Iskandar Maula, director of overseas workers at the Ministry of Manpower and Transmigration, said workers returning from overseas would soon be allowed to arrive and leave through Terminal 2 at Soekarno-Hatta International Airport, just like ordinary Indonesians and foreigners.
He said the scheme would begin “within months,” after coordination between several government departments and state airport operator PT Angkasa Pura.
There would also be a special desk at Terminal 2 for returning workers to file complaints against their foreign employers for nonpayment of wages, emotional or physical abuse and other problems, as well as to file complaints against their Indonesian recruitment agencies, he added.
Iskandar said the scheme would initially only be open to migrants workers in Hong Kong and Taiwan because they rarely experienced problems abroad.

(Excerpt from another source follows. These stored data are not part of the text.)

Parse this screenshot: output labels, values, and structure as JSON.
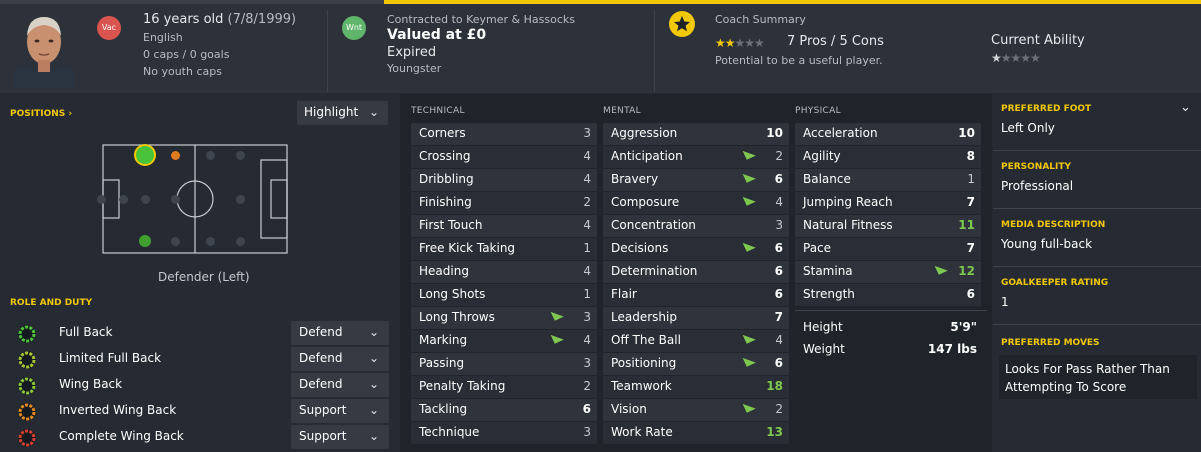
{
  "header": {
    "age": "16 years old",
    "dob": "(7/8/1999)",
    "nationality": "English",
    "caps": "0 caps / 0 goals",
    "youth_caps": "No youth caps",
    "nat_badge": "Vac",
    "contract_badge": "Wnt",
    "contract_to": "Contracted to Keymer & Hassocks",
    "value": "Valued at £0",
    "contract_status": "Expired",
    "squad_status": "Youngster",
    "coach_title": "Coach Summary",
    "pros_cons": "7 Pros / 5 Cons",
    "potential_text": "Potential to be a useful player.",
    "current_ability_label": "Current Ability",
    "coach_stars": 1.5,
    "ability_stars": 0.5
  },
  "positions": {
    "title": "POSITIONS",
    "title_arrow": "›",
    "highlight_label": "Highlight",
    "position_label": "Defender (Left)"
  },
  "roles": {
    "title": "ROLE AND DUTY",
    "items": [
      {
        "label": "Full Back",
        "duty": "Defend"
      },
      {
        "label": "Limited Full Back",
        "duty": "Defend"
      },
      {
        "label": "Wing Back",
        "duty": "Defend"
      },
      {
        "label": "Inverted Wing Back",
        "duty": "Support"
      },
      {
        "label": "Complete Wing Back",
        "duty": "Support"
      }
    ]
  },
  "technical": {
    "title": "TECHNICAL",
    "items": [
      {
        "name": "Corners",
        "value": "3"
      },
      {
        "name": "Crossing",
        "value": "4"
      },
      {
        "name": "Dribbling",
        "value": "4"
      },
      {
        "name": "Finishing",
        "value": "2"
      },
      {
        "name": "First Touch",
        "value": "4"
      },
      {
        "name": "Free Kick Taking",
        "value": "1"
      },
      {
        "name": "Heading",
        "value": "4"
      },
      {
        "name": "Long Shots",
        "value": "1"
      },
      {
        "name": "Long Throws",
        "value": "3"
      },
      {
        "name": "Marking",
        "value": "4"
      },
      {
        "name": "Passing",
        "value": "3"
      },
      {
        "name": "Penalty Taking",
        "value": "2"
      },
      {
        "name": "Tackling",
        "value": "6"
      },
      {
        "name": "Technique",
        "value": "3"
      }
    ]
  },
  "mental": {
    "title": "MENTAL",
    "items": [
      {
        "name": "Aggression",
        "value": "10"
      },
      {
        "name": "Anticipation",
        "value": "2"
      },
      {
        "name": "Bravery",
        "value": "6"
      },
      {
        "name": "Composure",
        "value": "4"
      },
      {
        "name": "Concentration",
        "value": "3"
      },
      {
        "name": "Decisions",
        "value": "6"
      },
      {
        "name": "Determination",
        "value": "6"
      },
      {
        "name": "Flair",
        "value": "6"
      },
      {
        "name": "Leadership",
        "value": "7"
      },
      {
        "name": "Off The Ball",
        "value": "4"
      },
      {
        "name": "Positioning",
        "value": "6"
      },
      {
        "name": "Teamwork",
        "value": "18"
      },
      {
        "name": "Vision",
        "value": "2"
      },
      {
        "name": "Work Rate",
        "value": "13"
      }
    ]
  },
  "physical": {
    "title": "PHYSICAL",
    "items": [
      {
        "name": "Acceleration",
        "value": "10"
      },
      {
        "name": "Agility",
        "value": "8"
      },
      {
        "name": "Balance",
        "value": "1"
      },
      {
        "name": "Jumping Reach",
        "value": "7"
      },
      {
        "name": "Natural Fitness",
        "value": "11"
      },
      {
        "name": "Pace",
        "value": "7"
      },
      {
        "name": "Stamina",
        "value": "12"
      },
      {
        "name": "Strength",
        "value": "6"
      }
    ],
    "height_label": "Height",
    "height_value": "5'9\"",
    "weight_label": "Weight",
    "weight_value": "147 lbs"
  },
  "info": {
    "preferred_foot_label": "PREFERRED FOOT",
    "preferred_foot": "Left Only",
    "personality_label": "PERSONALITY",
    "personality": "Professional",
    "media_label": "MEDIA DESCRIPTION",
    "media": "Young full-back",
    "gk_label": "GOALKEEPER RATING",
    "gk": "1",
    "moves_label": "PREFERRED MOVES",
    "moves": "Looks For Pass Rather Than Attempting To Score"
  },
  "colors": {
    "accent": "#f2c800",
    "green": "#7ec850",
    "nat_badge": "#d9534f",
    "contract_badge": "#5fb56a"
  }
}
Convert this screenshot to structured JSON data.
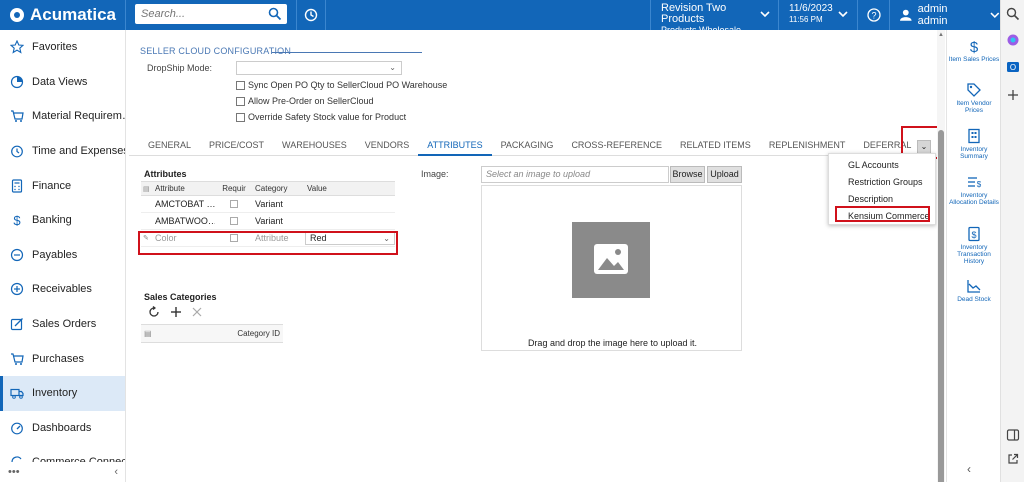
{
  "app": {
    "name": "Acumatica"
  },
  "topbar": {
    "search_placeholder": "Search...",
    "company_line1": "Revision Two Products",
    "company_line2": "Products Wholesale",
    "date": "11/6/2023",
    "time": "11:56 PM",
    "user": "admin admin"
  },
  "nav": {
    "items": [
      {
        "label": "Favorites",
        "icon": "star-icon"
      },
      {
        "label": "Data Views",
        "icon": "pie-chart-icon"
      },
      {
        "label": "Material Requirem…",
        "icon": "cart-icon"
      },
      {
        "label": "Time and Expenses",
        "icon": "clock-icon"
      },
      {
        "label": "Finance",
        "icon": "calculator-icon"
      },
      {
        "label": "Banking",
        "icon": "dollar-icon"
      },
      {
        "label": "Payables",
        "icon": "minus-circle-icon"
      },
      {
        "label": "Receivables",
        "icon": "plus-circle-icon"
      },
      {
        "label": "Sales Orders",
        "icon": "edit-icon"
      },
      {
        "label": "Purchases",
        "icon": "cart-icon"
      },
      {
        "label": "Inventory",
        "icon": "truck-icon"
      },
      {
        "label": "Dashboards",
        "icon": "gauge-icon"
      },
      {
        "label": "Commerce Connec…",
        "icon": "sync-icon"
      }
    ],
    "more": "•••",
    "collapse": "‹"
  },
  "config": {
    "section_title": "SELLER CLOUD CONFIGURATION",
    "dropship_label": "DropShip Mode:",
    "dropship_value": "",
    "checkboxes": [
      "Sync Open PO Qty to SellerCloud PO Warehouse",
      "Allow Pre-Order on SellerCloud",
      "Override Safety Stock value for Product"
    ]
  },
  "tabs": [
    "GENERAL",
    "PRICE/COST",
    "WAREHOUSES",
    "VENDORS",
    "ATTRIBUTES",
    "PACKAGING",
    "CROSS-REFERENCE",
    "RELATED ITEMS",
    "REPLENISHMENT",
    "DEFERRAL"
  ],
  "active_tab": "ATTRIBUTES",
  "attributes": {
    "title": "Attributes",
    "columns": [
      "Attribute",
      "Requir",
      "Category",
      "Value"
    ],
    "rows": [
      {
        "attribute": "AMCTOBAT …",
        "category": "Variant",
        "value": ""
      },
      {
        "attribute": "AMBATWOO…",
        "category": "Variant",
        "value": ""
      },
      {
        "attribute": "Color",
        "category": "Attribute",
        "value": "Red"
      }
    ]
  },
  "sales_categories": {
    "title": "Sales Categories",
    "column": "Category ID"
  },
  "image": {
    "label": "Image:",
    "placeholder": "Select an image to upload",
    "browse": "Browse",
    "upload": "Upload",
    "drop_text": "Drag and drop the image here to upload it."
  },
  "dropdown_menu": {
    "items": [
      "GL Accounts",
      "Restriction Groups",
      "Description",
      "Kensium Commerce"
    ]
  },
  "right_panel": {
    "items": [
      {
        "label": "Item Sales Prices",
        "icon": "dollar-icon"
      },
      {
        "label": "Item Vendor Prices",
        "icon": "tag-icon"
      },
      {
        "label": "Inventory Summary",
        "icon": "building-icon"
      },
      {
        "label": "Inventory Allocation Details",
        "icon": "list-dollar-icon"
      },
      {
        "label": "Inventory Transaction History",
        "icon": "document-dollar-icon"
      },
      {
        "label": "Dead Stock",
        "icon": "line-chart-icon"
      }
    ]
  },
  "colors": {
    "brand": "#1266b8",
    "highlight": "#d0111b"
  }
}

A recent surprise inspection of Selapajang, the special migrants-only terminal also known as Terminal TKI, found one returned worker who had been waiting at the airport for 13 days because of “issues with travel and insurance agencies,” he said. “We cannot let this happen.”
Labor activists have regularly raised their concerns over Terminal TKI, saying that segregating migrant workers from regular airline passengers is discrimination and that the terminal is a black hole of corruption, extortion and robbery.
Returning workers, they say, must pay exorbitant rates for transport home as they are not allowed to be picked up by family members. Minivan drivers at the terminal have even been accused of robbing their passengers, who are carrying months’ worth of wages, and leaving them stranded by the side of the road.
Wahyu Susilo, a public policy analyst with advocacy group Migrant Care, welcomed the scheme, saying the move would reduce the chances of migrant workers being targeted for extortion.
“They are citizens of Indonesia, why should they be discriminated against?” he said.
Jamaluddin, a coordinator from the Indonesian Migrant Workers Union (SBMI), however, slammed the announcement, saying it was a publicity stunt as part of the government’s 100-day program and was unlikely to be continued in the long term.
He said the ministry should allow all overseas workers to use Terminal 2, not just those working in Hong Kong and Taiwan. “What about our migrant workers in the Middle East?” he said. “Are they too stupid to be allowed into the public terminal?”
There are currently 4.3 million Indonesians working in 42 countries, according to the National Board for the Placement and Protection of Indonesian Overseas Workers (BNP2TKI). The figure, however, does not include an estimated two to four million working abroad illegally.